Bu durumda, dava dilekçesindeki açıklamalar, taraflar arasında imzalanan sözleşme hükümleri ve dava dosyası içerisindeki tarafların iddia ve savunmaları itibariyle, uyuşmazlığın çözümünde 5846 sayılı FSEK’in uygulama alanı olmamakla, uyuşmazlığın çözümünde fikri sınai haklar hukuk mahkemesinin görevli bulunmadığı nazara alınarak mahkemece görevsizlik kararı verilmesi gerekirken işin esasına girilerek yazılı şekilde hüküm tesisi doğru görülmemiş, kararın açıklanan nedenle bozulması gerekmiştir.
2- Bozma neden ve şekline göre davalı vekilinin temyiz itirazlarının şimdilik incelenmesine yer olmadığına karar vermek gerekmiştir.

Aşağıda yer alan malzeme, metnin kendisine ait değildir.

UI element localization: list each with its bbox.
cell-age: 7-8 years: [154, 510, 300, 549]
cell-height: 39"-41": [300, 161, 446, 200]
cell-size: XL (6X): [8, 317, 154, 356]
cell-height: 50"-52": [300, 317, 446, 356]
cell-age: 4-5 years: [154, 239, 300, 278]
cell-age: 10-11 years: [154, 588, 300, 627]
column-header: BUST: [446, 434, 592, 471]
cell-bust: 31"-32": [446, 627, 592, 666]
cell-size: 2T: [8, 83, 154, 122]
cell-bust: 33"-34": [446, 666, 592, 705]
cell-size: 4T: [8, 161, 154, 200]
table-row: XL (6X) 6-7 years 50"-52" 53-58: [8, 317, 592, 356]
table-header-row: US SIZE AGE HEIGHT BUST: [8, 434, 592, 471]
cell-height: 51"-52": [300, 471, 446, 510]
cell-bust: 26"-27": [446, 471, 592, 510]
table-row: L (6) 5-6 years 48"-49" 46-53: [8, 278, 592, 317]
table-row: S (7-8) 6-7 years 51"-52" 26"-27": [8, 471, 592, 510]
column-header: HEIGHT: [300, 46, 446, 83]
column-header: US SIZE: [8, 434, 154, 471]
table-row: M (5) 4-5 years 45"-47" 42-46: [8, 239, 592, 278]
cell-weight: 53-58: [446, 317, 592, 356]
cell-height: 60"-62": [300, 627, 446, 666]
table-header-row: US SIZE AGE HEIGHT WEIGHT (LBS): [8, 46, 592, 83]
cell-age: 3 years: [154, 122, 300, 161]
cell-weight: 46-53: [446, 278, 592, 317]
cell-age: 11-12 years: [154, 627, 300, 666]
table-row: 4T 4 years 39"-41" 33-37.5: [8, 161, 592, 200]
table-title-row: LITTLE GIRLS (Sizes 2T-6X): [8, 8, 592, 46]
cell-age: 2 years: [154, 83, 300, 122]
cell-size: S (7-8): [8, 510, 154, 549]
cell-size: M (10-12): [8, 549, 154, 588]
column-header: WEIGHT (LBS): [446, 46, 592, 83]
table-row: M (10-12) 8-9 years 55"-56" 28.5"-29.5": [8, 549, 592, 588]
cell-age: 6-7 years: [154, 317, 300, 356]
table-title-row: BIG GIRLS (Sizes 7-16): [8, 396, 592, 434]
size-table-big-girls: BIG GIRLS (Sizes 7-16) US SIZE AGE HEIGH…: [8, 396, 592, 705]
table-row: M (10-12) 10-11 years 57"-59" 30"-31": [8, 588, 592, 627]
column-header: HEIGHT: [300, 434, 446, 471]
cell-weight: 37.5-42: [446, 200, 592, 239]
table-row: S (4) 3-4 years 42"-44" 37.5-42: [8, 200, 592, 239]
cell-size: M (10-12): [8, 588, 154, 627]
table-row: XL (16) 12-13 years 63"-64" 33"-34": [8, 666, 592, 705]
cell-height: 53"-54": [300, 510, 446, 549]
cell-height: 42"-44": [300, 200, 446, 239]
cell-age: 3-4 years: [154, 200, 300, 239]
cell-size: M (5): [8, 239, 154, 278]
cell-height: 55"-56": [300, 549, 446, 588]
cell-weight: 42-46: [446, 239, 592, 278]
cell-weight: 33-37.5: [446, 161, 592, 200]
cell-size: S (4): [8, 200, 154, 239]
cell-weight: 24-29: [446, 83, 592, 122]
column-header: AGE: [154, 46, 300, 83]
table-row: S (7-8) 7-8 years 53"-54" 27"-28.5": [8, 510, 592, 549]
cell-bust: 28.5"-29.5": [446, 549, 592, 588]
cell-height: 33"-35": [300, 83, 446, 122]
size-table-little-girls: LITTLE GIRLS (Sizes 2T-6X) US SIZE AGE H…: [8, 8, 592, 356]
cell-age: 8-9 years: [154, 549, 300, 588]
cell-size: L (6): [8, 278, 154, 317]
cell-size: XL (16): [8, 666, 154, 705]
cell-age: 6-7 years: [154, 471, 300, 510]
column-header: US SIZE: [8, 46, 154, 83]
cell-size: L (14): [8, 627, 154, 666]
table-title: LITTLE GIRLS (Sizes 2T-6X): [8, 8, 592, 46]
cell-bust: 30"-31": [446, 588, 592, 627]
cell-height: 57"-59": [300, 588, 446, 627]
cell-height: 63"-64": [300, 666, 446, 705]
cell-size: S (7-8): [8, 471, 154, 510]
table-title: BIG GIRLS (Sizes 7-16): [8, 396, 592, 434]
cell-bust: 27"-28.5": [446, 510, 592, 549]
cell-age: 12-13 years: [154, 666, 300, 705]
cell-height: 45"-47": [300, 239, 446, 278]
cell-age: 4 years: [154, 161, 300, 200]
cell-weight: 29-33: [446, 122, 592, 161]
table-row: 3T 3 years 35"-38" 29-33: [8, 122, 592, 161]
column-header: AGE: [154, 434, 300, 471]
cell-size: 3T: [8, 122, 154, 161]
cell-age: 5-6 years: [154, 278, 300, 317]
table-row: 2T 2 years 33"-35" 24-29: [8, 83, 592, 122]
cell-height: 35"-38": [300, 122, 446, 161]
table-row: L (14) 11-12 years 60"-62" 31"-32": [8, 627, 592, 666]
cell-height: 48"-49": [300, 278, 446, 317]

SONUÇ:Yukarıda (1) numaralı bentte açıklanan nedenlerle kararın BOZULMASINA, (2) numaralı bentte açıklanan nedenlerle davalı vekilinin temyiz itirazlarının şimdilik incelenmesine yer olmadığına, takdir olunan 1.480,00 TL duruşma vekalet ücretinin davacıdan alınarak davalıya verilmesine, ödediği peşin temyiz harcının isteği halinde temyiz edene iadesine, 13/04/2017 tarihinde oybirliğiyle karar verildi.